CSRD extends the scope and detail of the Non-Financial Reporting Directive (NFRD). In short, it will apply to all large EU and non-EU companies (listed and non-listed) operating within the EU market. Companies covered by the new rules will have to disclose how sustainability is embedded across the business and how material ESG impacts, risks, and opportunities are identified and managed. 


Companies subject to CSRD will need to:
·        Disclose principal actual or potential impacts related to the company’s own operations and the implementation and outcome of the due diligence process of the company’s value chain
·        Describe the role of management boards and supervisory boards regarding sustainability matters
·        Disclose set time-bound targets on sustainability matters and report on the progress of achieving such targets (KPIs)
·        Assess and report both impacts of the company’s activities on sustainability matters and on sustainability matters affecting the company (the double-materiality principle)
·        Obtain limited assurance opinion by a statutory auditor of reported sustainability information.


The major benefit of the CSRD will be its push on the companies to go beyond just reporting. To comply with the CSRD companies will need to revisit their strategic focus and bring a greater systematic approach to corporate sustainability, using common standards and frameworks.       
The required double-materiality assessment, for instance, can identify important topics that have previously been overlooked in corporate strategy and risk management. Double materiality can assist the company in developing an effective management strategy as well as reporting on both internal and external issues to various stakeholders in a relevant manner. For example, when creating a strategy to manage an effect, such as labour rights in the supply chain, a company will be able to determine whether this is a genuine risk for the organisation or whether it is part of the company's obligation to mitigate any impact on people.
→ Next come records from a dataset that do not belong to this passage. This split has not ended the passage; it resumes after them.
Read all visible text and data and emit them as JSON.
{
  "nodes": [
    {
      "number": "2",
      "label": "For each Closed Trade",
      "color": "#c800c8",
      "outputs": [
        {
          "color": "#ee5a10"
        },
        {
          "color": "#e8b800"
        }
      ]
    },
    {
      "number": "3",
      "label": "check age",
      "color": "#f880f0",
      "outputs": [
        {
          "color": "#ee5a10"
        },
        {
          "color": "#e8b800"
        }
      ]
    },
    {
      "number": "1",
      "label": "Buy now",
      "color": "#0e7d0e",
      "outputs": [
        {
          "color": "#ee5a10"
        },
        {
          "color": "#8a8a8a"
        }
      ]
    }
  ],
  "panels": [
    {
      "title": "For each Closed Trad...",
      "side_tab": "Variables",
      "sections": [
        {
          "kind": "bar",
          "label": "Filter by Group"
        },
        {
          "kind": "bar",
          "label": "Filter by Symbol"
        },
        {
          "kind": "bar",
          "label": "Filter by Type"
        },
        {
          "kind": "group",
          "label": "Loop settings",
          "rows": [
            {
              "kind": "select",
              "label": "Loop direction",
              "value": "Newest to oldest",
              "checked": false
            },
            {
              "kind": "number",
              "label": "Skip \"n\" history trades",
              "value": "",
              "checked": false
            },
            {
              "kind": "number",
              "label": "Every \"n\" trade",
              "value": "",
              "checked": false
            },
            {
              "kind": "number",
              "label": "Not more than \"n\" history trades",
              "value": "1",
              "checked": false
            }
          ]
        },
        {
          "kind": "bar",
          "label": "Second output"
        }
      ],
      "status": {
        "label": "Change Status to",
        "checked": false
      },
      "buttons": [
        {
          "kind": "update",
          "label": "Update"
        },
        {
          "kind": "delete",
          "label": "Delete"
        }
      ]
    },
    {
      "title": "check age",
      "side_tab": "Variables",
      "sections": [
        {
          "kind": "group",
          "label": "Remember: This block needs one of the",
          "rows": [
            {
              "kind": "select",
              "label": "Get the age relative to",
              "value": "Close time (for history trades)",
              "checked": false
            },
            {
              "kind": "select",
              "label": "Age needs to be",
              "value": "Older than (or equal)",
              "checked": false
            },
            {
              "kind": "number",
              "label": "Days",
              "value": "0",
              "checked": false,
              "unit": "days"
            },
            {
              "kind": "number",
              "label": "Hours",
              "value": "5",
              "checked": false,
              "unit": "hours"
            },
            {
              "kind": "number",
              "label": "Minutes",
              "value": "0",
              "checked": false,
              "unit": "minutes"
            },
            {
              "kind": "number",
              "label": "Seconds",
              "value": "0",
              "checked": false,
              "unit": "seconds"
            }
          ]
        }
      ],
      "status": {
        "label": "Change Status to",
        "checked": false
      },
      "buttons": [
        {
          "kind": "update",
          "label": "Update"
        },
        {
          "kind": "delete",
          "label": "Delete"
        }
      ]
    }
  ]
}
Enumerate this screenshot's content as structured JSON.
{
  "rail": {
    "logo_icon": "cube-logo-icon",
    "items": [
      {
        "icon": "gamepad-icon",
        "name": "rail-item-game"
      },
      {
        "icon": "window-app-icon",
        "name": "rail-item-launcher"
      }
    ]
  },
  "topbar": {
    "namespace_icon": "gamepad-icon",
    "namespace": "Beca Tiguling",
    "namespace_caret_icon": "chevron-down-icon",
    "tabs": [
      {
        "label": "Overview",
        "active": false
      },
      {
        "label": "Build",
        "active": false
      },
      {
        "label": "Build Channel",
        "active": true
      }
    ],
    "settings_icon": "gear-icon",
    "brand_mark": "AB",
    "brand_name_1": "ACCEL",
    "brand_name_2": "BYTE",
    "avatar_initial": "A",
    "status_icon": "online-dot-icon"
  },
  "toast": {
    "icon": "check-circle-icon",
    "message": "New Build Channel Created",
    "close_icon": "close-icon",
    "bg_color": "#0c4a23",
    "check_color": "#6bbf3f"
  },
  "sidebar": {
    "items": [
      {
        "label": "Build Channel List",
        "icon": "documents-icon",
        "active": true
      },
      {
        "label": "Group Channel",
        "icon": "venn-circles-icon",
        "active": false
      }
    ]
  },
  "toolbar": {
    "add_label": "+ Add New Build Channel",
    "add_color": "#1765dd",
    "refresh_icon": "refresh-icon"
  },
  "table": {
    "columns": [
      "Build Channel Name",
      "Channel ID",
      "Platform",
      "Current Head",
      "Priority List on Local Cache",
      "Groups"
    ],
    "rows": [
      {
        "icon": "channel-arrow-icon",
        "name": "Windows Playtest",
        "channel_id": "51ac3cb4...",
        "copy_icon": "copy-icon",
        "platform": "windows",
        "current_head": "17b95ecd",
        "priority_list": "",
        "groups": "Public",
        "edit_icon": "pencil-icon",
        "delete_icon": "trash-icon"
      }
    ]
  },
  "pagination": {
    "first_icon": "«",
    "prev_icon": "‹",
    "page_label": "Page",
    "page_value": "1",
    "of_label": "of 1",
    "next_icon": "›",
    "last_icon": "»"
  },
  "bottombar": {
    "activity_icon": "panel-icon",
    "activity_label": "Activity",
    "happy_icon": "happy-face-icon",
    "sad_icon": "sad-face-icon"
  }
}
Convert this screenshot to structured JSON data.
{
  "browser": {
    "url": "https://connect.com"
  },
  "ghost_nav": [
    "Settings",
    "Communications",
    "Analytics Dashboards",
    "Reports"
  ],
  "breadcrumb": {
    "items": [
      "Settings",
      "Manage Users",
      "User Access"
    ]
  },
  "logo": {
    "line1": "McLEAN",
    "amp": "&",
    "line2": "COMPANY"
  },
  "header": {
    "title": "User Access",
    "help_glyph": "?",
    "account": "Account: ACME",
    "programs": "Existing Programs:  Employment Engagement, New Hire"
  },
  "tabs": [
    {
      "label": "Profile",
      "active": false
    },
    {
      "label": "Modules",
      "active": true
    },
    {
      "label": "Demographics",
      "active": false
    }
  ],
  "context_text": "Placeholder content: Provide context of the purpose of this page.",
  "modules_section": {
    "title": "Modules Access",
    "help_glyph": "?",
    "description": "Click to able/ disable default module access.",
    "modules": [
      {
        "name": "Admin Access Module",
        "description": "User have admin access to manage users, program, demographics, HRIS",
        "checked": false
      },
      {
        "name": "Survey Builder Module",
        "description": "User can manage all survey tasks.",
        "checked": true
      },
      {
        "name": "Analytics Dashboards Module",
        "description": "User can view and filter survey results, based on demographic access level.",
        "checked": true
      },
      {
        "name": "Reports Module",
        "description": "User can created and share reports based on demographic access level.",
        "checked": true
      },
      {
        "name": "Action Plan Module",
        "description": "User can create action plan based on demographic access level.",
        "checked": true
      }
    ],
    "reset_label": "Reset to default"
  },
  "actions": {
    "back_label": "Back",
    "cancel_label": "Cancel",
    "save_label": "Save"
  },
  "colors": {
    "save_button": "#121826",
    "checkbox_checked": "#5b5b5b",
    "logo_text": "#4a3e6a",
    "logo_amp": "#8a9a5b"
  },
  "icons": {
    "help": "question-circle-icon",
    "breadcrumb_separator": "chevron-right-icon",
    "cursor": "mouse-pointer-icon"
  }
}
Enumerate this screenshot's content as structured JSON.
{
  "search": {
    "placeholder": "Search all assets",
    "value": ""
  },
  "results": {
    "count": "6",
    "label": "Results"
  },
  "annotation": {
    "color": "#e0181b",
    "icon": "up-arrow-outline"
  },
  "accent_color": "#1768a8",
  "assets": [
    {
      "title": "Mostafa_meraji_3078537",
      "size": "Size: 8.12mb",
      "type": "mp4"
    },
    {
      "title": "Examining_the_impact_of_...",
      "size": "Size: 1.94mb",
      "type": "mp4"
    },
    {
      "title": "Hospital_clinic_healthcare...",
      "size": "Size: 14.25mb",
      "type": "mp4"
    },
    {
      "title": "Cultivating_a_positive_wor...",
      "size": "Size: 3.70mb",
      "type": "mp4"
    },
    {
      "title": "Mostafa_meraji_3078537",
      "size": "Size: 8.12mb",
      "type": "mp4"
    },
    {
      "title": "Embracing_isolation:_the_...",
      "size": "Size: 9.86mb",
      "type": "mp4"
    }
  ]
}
Companies need to start planning their journey to becoming fully compliant by the time the Directive is mandatory to them, ranging from between 2024 to 2026. That may appear like a lot of time, however, getting all the required elements in place will be a significant exercise for many companies.            


The first set of the European Sustainability Reporting Standards (ESRS) are expected to be adopted in June 2023. These standards developed by the European Financial Reporting Advisory Group (EFRAG) are setting out the detailed disclosure requirements under the CSRD.    


The second set of standards which are sector-specific are planned for release shortly after. These will be of great importance as assessing the impacts of business activity will be very different in sectors where assets are mostly intangible, like the tech or entertainment industries,  in comparison to in an industry that has substantial tangible assets. For example, appropriate measures in highly competitive industries may not be suitable for regulated industries. Figuring all of this out will take time and close collaboration between companies and regulators, value-chain partners and industry bodies. It will get easier as the practice builds, with companies benefiting from the learning experience of early adopters. But even with the existing set of standards ( like GRI framework and Task Force on Climate-related Financial Disclosures (TCFD) recommendations) much of the detail is still to be defined.

What about the WB6 region?        
Without doubt, CSRD is relevant to companies based outside the EU. The Directive undeniably applies to companies registered in third countries whose turnover was generated in the EU, and it is in accordance with the CSRD rules. Most importantly the definition of "company" in CSRD is comprehensive and from the perspective of our region includes both public and private companies, as well as partnerships, limited partnerships and companies with unlimited liability. It also includes financial institutions, regardless of their legal form (credit institutions, financial institutions, alternative investment funds and insurance companies, to name just a few).      


Although small and medium-sized enterprises are not in the direct scope of the Directive, they will certainly be covered by its scope if they do business with the companies covered by CSRD. As it is the duty of large companies to pass due diligence requirements through their value chain, small and medium-sized enterprises will certainly feel the burden and pressure to adapt and build their operational and financial capacity. In this regard, associations of small and medium-sized enterprises and chambers of commerce, which should provide key support in the education and organization of this work, will play an important role.